Farmers trying hydroponic sprouts as traditional animal feed alternatives

Method holds promise, say scientists; cost savings reported

Grain and hay prices are rising, but a new technology that grows grain sprouts hydroponically may provide an alternative method for feeding livestock at a significant cost savings, according to scientists and the companies selling the sprouts.

The technology was invented in Australia, and there are two companies in the U.S. licensed to manufacture and sell the hydroponic growing rooms designed to sprout grain and legume seeds in trays. Simply Country Inc. is one of those companies, and owner Curt Chittock said he was dubious about the technology, until his own animals began putting on weight and showing healthier coats as a result of eating the sprouts. His company became a licensed dealer in 2010.

A hydroponic unit that produces 4.5 tons of fodder a day – enough to feed 300 dairy cows or 800 horses – is 3,000 square feet. “It would take 160 acres of farmland to conventionally grow that much,” said Chittock. Customers can buy their cereal-grain seeds, including barley, wheat, corn and oats, from him, or wherever is convenient. No fertilizer or chemicals are required. The seeds are grown hydroponically in trays, meaning no soil is used, just water. Chittock said fodder production uses roughly 3 percent of the water that it takes to grow hay in a field.

So far, Chittock said, his customers are reporting reductions in feed costs anywhere from $12,000 to $40,000 a month, depending on the size of the operation. Some have completely eliminated feeding grain to their animals, while others are supplementing the fodder with corn or barley. It’s still necessary to include rations of hay for roughage.
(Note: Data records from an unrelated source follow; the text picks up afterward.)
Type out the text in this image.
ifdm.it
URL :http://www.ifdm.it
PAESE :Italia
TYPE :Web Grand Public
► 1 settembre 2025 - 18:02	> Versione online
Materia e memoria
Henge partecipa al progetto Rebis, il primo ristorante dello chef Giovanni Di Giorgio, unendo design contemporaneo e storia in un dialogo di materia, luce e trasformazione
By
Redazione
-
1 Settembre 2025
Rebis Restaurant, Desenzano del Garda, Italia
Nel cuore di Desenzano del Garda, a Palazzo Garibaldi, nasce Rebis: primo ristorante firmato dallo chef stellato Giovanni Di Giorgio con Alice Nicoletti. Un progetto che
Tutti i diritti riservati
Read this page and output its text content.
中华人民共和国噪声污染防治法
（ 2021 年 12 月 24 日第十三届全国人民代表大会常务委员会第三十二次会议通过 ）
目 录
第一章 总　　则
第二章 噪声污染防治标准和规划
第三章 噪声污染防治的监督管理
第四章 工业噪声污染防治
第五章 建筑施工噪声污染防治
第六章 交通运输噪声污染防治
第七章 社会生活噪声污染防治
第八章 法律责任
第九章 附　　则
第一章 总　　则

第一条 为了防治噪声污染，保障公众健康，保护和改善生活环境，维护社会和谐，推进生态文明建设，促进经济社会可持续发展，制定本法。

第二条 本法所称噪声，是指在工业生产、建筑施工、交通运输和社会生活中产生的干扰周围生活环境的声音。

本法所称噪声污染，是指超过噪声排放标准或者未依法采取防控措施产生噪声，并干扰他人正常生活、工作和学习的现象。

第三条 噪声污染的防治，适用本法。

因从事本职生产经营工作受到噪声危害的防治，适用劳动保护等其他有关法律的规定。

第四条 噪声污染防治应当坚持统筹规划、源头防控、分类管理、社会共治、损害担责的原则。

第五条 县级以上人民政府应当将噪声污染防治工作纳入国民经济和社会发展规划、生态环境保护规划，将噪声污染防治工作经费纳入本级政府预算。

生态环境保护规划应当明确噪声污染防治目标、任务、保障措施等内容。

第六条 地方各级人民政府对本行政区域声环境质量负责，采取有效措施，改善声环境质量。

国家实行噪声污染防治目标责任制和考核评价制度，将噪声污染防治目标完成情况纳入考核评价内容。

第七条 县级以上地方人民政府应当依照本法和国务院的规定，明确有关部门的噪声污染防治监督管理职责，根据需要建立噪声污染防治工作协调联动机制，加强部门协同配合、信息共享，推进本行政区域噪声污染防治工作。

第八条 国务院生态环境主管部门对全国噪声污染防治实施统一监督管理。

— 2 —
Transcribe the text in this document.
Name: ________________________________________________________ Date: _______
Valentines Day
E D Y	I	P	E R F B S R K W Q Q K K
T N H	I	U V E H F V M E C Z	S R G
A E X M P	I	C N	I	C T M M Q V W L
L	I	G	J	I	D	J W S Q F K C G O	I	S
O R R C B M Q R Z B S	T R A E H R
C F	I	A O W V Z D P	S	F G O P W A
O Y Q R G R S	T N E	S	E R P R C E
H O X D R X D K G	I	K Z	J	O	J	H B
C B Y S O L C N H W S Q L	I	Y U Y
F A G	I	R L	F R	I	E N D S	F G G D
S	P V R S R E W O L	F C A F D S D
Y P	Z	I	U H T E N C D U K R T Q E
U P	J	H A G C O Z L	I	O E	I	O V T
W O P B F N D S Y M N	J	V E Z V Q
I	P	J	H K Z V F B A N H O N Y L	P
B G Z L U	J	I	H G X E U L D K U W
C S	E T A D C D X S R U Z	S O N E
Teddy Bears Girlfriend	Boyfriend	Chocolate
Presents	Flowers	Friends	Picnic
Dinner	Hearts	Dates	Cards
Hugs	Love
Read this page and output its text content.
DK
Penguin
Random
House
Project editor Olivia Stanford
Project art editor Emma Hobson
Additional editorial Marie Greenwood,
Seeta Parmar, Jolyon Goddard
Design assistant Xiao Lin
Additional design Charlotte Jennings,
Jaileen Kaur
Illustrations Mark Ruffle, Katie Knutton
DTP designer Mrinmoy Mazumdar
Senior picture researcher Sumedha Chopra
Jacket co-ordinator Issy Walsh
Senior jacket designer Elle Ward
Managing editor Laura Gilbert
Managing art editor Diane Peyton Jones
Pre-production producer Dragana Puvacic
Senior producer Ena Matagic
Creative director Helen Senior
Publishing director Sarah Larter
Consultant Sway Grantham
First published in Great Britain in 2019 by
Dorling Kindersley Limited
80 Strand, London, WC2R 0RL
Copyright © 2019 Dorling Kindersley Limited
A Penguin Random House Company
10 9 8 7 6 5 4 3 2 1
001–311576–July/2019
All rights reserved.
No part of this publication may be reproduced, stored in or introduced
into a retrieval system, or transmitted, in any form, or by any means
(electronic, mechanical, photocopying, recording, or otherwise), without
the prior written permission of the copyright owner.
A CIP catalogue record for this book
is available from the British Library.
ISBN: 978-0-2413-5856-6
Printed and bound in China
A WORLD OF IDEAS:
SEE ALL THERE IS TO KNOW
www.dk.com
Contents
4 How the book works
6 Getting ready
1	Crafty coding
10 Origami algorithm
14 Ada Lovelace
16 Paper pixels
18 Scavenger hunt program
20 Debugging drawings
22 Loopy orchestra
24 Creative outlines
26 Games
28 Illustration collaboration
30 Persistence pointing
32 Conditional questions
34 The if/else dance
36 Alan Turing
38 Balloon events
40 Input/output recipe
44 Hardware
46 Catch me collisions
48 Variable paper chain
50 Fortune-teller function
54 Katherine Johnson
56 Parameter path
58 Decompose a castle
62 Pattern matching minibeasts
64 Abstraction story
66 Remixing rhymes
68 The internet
It takes two pounds of fodder to replace one pound of grain to maintain a cow’s milk production, but at 27 cents for a pound of grain, compared with 8 cents for a pound of fodder, it’s still a significant savings, said Cindy Daley, an agriculture professor at Chico State University who specializes in organic dairy production. Overall, the method is still unproven. “But it holds promise,” said Daley.